Engineer battalions coming soon to South Korea's Camp Humphreys

by: Ashley Rowland | .
Stars and Stripes | .
published: August 17, 2015

SEOUL, South Korea — Engineer battalions will soon become part of the rotational forces deploying to South Korea for nine-month tours, the Eighth Army announced Friday.

Approximately 400 personnel with the U.S-based 95th Engineer Co. (Clearance), the 59th Mobility Augmentation Co. and the 74th Multirole Bridge Co. are scheduled to arrive at Camp Humphreys next month.

Later rotations will send an additional 300 soldiers to the peninsula, bringing the number of engineer companies to six, though the military did not say when those deployments would take place or where the units would come from.

Military officials say the increased use of rotational deployments in South Korea helps maintain unit cohesion in a theater where constant turnover is the norm. Troops are typically stationed in South Korea on one- or two-year tours, but under the rotational deployment plan, entire units will train for and deploy to the peninsula together.

An Eighth Army statement said the rotation of engineer battalions will “enhance mobility and counter-mobility capabilities within (South Korea) by providing explosive hazards detection, horizontal surface construction and other assets,” and will expose more U.S. soldiers “to the unique mission in Korea.”
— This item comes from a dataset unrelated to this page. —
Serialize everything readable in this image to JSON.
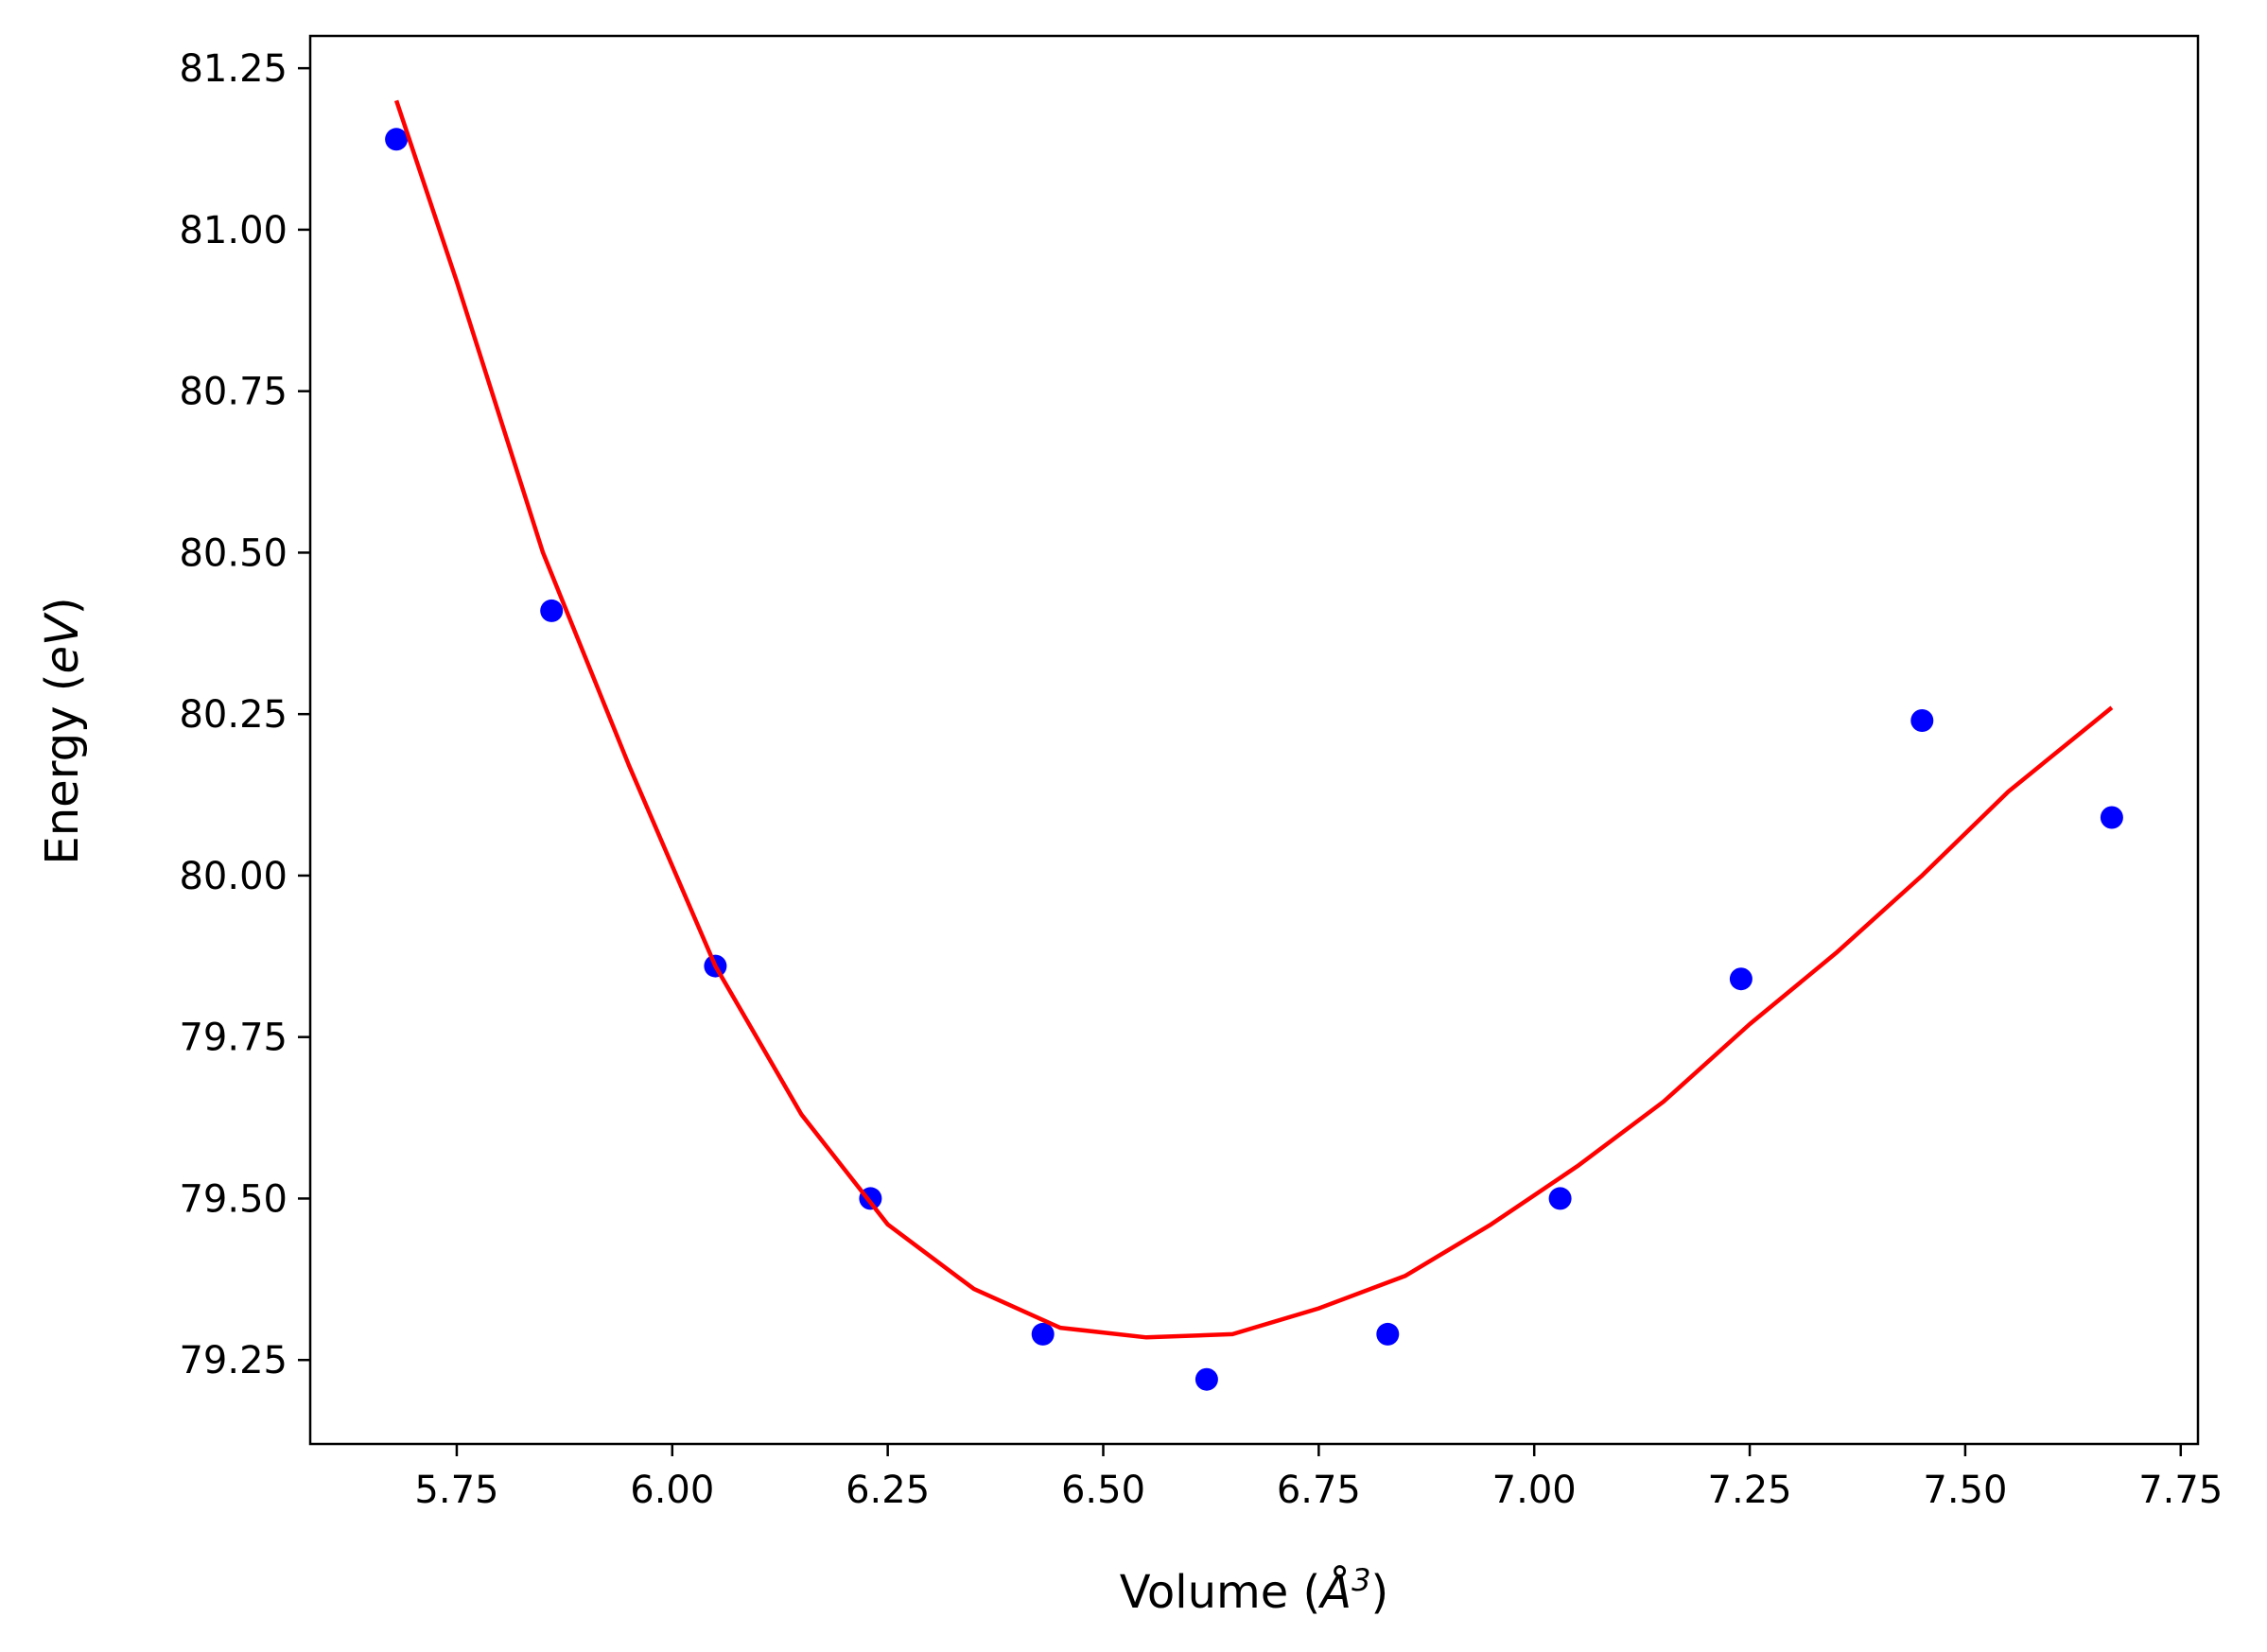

The addition of rotation engineer battalions will not change overall troop numbers on the peninsula, which are set at 28,500 by an agreement between the U.S. and South Korea.
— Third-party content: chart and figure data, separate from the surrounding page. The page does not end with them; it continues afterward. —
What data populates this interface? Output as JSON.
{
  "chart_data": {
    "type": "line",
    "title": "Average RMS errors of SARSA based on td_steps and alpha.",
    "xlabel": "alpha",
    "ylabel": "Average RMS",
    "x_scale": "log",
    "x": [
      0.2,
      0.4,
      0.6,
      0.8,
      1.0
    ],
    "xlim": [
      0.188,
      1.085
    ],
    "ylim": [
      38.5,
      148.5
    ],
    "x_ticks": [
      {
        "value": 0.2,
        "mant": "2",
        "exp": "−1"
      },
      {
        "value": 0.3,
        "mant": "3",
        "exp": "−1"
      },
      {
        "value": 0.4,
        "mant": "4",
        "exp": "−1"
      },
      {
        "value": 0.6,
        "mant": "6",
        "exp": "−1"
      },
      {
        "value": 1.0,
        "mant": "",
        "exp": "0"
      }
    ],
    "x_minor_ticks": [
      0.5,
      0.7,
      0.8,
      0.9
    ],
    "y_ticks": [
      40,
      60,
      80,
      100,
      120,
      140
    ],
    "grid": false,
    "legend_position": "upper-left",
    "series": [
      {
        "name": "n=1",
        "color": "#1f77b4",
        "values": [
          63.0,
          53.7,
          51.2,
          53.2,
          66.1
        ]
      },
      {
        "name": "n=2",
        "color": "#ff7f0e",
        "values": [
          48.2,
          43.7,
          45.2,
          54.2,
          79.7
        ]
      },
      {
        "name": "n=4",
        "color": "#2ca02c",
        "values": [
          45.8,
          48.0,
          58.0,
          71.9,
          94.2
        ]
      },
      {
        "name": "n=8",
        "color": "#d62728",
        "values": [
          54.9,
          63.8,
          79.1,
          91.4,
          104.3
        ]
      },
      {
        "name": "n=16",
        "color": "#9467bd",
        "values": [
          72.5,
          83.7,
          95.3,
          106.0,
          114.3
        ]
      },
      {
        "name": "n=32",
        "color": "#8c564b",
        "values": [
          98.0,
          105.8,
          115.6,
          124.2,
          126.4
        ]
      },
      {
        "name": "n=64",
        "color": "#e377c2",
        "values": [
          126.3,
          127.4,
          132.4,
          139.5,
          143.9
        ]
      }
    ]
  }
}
The U.S. has sent several rotation forces to South Korea since 2013, including the 23rd Chemical Battalion, three Kiowa helicopter units and two combined-arms battalions.

Last month, the Fort Hood-based 1st Calvary Division’s 2nd “Black Jack” Brigade Combat Team, in Area 1 on a nine-month rotation and the first rotational brigade combat team in South Korea, assumed responsibilities previously held by the now-inactivated 1st Armored Brigade Combat Team.